Segundo o desembargador, situações de agressões e conflitos dirigidos à mãe impactam diretamente a criança, configurando violência psíquica e afetando seu equilíbrio emocional. O magistrado também ressaltou que a criança já está adaptada à rotina no Brasil, mantém contato frequente com o pai, está bem integrada à escola e encontra apoio na convivência com a mãe.
“O interesse da criança e o dever constitucional de colocá-la a salvo de toda forma de violência e opressão justificam a prevalência da exceção convencional, concretizando a finalidade protetiva do tratado internacional, diante de um cenário de instabilidade emocional e risco concreto à integridade psíquica da criança”, apontou o relator.
A Quinta Turma também aplicou o Protocolo para Julgamento com Perspectiva de Gênero e firmou a tese de que “a exceção de risco grave à criança, prevista no artigo 13, alínea 'b', da Convenção da Haia de 1980, deve ser aplicada quando houver indícios objetivos e concretos de violência doméstica contra a genitora, configurando risco de dano psíquico à menor, em observância ao princípio do melhor interesse da criança”.

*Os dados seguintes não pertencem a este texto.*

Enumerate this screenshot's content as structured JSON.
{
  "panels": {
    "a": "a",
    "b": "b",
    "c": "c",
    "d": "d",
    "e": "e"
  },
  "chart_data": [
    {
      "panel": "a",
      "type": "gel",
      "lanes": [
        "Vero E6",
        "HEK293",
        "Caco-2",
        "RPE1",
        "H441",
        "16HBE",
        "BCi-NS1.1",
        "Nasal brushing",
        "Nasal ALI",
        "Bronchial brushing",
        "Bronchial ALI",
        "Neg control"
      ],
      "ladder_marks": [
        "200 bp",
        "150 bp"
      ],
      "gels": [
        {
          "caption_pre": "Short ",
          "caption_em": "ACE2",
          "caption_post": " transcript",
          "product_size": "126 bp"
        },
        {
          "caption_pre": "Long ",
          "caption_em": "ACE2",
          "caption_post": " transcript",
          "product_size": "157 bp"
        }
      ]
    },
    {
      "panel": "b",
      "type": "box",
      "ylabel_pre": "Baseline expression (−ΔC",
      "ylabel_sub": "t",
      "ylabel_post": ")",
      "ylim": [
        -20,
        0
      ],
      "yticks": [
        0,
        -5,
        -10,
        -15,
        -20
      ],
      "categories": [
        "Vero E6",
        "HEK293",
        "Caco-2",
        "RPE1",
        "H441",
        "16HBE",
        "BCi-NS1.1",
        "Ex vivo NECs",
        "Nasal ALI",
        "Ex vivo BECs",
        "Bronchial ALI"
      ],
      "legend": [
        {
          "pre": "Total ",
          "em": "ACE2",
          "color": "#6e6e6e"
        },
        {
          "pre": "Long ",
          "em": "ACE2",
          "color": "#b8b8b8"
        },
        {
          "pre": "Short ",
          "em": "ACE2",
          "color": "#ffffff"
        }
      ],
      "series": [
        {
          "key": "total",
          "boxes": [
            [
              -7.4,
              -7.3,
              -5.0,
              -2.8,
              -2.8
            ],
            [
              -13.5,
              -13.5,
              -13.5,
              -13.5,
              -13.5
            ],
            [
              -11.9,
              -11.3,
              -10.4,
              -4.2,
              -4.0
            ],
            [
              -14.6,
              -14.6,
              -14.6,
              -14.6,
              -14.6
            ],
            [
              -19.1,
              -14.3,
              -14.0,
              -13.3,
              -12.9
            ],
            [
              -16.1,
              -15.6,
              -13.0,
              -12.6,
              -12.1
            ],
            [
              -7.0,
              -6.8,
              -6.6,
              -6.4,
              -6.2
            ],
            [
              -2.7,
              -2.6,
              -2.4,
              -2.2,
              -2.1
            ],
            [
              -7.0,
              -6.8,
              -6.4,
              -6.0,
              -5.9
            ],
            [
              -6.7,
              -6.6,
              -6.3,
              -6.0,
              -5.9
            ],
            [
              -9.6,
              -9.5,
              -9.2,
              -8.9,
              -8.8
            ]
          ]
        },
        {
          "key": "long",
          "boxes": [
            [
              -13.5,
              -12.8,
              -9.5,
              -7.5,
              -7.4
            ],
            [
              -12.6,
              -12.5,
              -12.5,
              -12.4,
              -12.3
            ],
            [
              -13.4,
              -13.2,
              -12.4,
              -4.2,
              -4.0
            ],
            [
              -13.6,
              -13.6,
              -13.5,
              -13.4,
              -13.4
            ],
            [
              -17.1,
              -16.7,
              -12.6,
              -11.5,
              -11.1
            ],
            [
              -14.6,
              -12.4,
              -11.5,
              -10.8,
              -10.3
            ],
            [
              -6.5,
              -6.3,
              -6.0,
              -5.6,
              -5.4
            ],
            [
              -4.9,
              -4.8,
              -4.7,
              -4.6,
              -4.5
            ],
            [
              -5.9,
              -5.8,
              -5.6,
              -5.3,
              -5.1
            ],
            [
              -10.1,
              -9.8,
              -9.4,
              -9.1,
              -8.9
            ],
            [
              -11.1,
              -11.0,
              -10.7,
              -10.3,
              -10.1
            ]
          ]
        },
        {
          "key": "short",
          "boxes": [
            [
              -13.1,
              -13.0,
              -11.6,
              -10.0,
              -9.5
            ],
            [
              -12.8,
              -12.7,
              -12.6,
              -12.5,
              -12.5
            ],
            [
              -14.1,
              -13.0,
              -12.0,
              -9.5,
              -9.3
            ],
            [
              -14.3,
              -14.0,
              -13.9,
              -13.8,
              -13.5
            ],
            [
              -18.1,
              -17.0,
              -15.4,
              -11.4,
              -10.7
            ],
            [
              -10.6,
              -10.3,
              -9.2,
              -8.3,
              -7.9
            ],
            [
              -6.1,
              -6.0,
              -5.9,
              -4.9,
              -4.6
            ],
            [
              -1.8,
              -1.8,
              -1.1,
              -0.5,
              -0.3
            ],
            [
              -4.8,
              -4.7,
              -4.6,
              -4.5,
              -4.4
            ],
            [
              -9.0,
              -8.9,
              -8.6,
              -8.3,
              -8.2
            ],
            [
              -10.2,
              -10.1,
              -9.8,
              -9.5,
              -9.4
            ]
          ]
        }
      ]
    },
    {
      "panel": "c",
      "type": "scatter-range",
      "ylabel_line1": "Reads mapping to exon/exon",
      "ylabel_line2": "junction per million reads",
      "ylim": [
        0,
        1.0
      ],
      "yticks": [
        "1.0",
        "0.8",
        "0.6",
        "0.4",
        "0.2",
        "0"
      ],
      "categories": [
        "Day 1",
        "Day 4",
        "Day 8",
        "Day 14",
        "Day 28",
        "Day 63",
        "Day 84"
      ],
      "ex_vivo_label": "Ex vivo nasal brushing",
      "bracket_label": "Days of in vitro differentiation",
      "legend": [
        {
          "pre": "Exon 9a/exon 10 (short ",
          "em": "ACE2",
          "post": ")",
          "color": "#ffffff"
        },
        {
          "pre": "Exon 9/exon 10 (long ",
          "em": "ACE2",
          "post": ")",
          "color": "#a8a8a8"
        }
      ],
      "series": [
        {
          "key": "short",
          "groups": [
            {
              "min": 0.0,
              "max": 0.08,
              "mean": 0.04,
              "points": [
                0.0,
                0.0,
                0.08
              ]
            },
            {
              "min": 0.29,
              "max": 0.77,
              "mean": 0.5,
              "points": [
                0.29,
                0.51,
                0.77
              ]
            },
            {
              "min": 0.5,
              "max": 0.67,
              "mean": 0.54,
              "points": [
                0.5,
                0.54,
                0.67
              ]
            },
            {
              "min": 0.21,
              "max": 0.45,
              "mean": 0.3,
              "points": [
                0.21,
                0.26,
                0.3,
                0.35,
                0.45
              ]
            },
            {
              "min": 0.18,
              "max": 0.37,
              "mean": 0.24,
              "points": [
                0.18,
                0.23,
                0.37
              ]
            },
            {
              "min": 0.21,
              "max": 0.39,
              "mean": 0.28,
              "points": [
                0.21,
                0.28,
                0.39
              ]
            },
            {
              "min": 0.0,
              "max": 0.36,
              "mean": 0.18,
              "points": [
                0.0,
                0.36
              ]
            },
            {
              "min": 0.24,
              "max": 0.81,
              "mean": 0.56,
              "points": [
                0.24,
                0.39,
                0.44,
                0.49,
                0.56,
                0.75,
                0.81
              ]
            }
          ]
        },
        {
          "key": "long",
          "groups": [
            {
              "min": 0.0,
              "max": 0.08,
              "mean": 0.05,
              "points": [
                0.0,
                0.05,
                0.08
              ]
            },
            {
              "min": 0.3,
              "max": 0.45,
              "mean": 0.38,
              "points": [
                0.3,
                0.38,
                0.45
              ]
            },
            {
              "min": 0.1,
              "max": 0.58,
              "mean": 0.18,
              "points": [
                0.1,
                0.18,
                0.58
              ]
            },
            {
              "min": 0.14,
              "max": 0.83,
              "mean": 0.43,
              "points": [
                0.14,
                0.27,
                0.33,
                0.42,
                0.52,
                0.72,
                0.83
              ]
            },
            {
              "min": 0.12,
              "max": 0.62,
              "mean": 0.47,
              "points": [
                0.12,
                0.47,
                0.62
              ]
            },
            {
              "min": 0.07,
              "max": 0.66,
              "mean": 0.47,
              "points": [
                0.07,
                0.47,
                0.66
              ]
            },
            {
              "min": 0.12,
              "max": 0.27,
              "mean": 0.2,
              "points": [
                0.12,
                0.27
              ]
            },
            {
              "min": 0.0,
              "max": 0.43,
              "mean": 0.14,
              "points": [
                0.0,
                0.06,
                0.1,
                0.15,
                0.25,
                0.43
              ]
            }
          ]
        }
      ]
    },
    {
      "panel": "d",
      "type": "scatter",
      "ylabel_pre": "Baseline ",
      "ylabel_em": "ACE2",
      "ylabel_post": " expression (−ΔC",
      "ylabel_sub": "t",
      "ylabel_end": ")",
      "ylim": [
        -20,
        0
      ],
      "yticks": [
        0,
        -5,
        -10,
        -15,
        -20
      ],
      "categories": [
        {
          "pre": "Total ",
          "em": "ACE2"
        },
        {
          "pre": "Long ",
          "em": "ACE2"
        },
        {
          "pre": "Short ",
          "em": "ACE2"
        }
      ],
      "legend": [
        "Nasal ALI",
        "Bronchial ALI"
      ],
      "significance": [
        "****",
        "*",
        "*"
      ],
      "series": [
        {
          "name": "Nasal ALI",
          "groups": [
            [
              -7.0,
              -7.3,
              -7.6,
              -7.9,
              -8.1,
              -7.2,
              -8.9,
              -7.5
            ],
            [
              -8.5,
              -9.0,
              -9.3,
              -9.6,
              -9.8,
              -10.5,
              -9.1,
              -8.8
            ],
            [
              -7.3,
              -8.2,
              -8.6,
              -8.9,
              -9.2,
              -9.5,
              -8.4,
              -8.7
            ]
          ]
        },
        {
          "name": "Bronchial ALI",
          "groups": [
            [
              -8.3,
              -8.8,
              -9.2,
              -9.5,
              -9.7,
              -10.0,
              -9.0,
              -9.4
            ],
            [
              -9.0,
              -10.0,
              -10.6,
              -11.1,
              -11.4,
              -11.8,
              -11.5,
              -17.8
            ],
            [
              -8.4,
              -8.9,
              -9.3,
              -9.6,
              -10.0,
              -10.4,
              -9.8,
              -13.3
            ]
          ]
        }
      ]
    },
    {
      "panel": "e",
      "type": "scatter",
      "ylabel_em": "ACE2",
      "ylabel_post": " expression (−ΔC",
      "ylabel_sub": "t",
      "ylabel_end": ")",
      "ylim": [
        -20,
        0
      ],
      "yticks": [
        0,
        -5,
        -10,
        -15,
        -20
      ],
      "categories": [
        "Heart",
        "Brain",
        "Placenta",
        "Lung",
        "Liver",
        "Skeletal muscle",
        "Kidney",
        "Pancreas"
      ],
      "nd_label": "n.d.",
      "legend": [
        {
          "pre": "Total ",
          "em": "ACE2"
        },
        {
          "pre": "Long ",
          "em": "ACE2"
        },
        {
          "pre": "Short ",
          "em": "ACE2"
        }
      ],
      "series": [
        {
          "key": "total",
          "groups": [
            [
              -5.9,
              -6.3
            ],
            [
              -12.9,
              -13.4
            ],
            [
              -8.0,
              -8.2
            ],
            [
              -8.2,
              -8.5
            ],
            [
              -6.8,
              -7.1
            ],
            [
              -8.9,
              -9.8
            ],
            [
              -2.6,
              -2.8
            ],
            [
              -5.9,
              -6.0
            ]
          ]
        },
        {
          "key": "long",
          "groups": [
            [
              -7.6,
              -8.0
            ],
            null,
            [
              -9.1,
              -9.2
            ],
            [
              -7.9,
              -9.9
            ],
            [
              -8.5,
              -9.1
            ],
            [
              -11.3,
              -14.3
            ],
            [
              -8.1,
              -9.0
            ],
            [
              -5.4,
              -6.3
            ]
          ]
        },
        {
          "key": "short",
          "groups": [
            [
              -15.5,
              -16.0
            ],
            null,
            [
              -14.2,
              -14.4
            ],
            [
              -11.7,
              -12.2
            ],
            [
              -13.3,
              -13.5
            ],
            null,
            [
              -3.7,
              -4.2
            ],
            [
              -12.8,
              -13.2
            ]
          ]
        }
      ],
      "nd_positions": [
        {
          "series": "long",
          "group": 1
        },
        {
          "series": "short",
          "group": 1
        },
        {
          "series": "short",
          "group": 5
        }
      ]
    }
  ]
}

Ainda conforme o entendimento, “a ausência de provas diretas da violência contra a criança não afasta o risco grave quando o contexto familiar for marcado por violência contra a genitora. O retorno internacional não se impõe quando demonstrada a ruptura do ambiente doméstico seguro no país de residência habitual".
Proteção
Vice-presidente nacional do IBDFAM, a jurista Maria Berenice Dias reconhece a importância da decisão, tendo em vista que até o presente momento havia uma determinação quase automática do retorno caso houvesse pedido feito pelo genitor a menos de um ano do afastamento. “Ou seja, as crianças eram tratadas como objeto.”
Maria Berenice Dias proferiu sustentação oral no julgamento da Ação Direta de Inconstitucionalidade – ADI 7686, que questionou uma norma da Convenção da Haia e pretende impedir a repatriação em casos de suspeita de violência doméstica, pelo Supremo Tribunal Federal – STF. O Instituto Brasileiro de Direito das Famílias e Sucessões – IBDFAM atuou como amicus curiae.
Segundo a jurista, sempre houve posições contraditórias entre a Justiça Estadual e a Justiça Federal sobre este cenário, o que levava até a decisões conflituantes. “Esta postura da Justiça Federal acabou recebendo alguns abrandamentos porque os processos começaram a, paralelamente a esta ação de repatriação no STF, também ingressar na Justiça Estadual com pedidos de concessão da permanência da criança no Brasil, sob alegação das circunstâncias em que ela teria vindo”, observa.
Na ação, lembra Maria Berenice Dias, o Supremo Tribunal Federal, “de uma maneira absolutamente inovadora, acabou se posicionando no sentido de que a violência doméstica, praticada contra a mãe da criança, acaba sendo uma violência contra o filho. Isso impede a imposição do retorno da criança”.
“É imperioso se atentar, que quando houve, na década de 1980, a ratificação da Convenção da Haia, não havia toda esta proteção e essas legislações protetivas com relação à mulher. Em nenhum momento, naquela época, entrou essa questão da violência, porque não se falava na convivência das crianças com os pais, apenas se aplicava a Convenção”, observa a especialista.
A jurista avalia que a decisão do TRF-5 também prioriza a Constituição, no que se refere a preservar de maneira absoluta o melhor interesse da criança. “O melhor interesse da criança de fato não é ficar com o agressor”, conclui.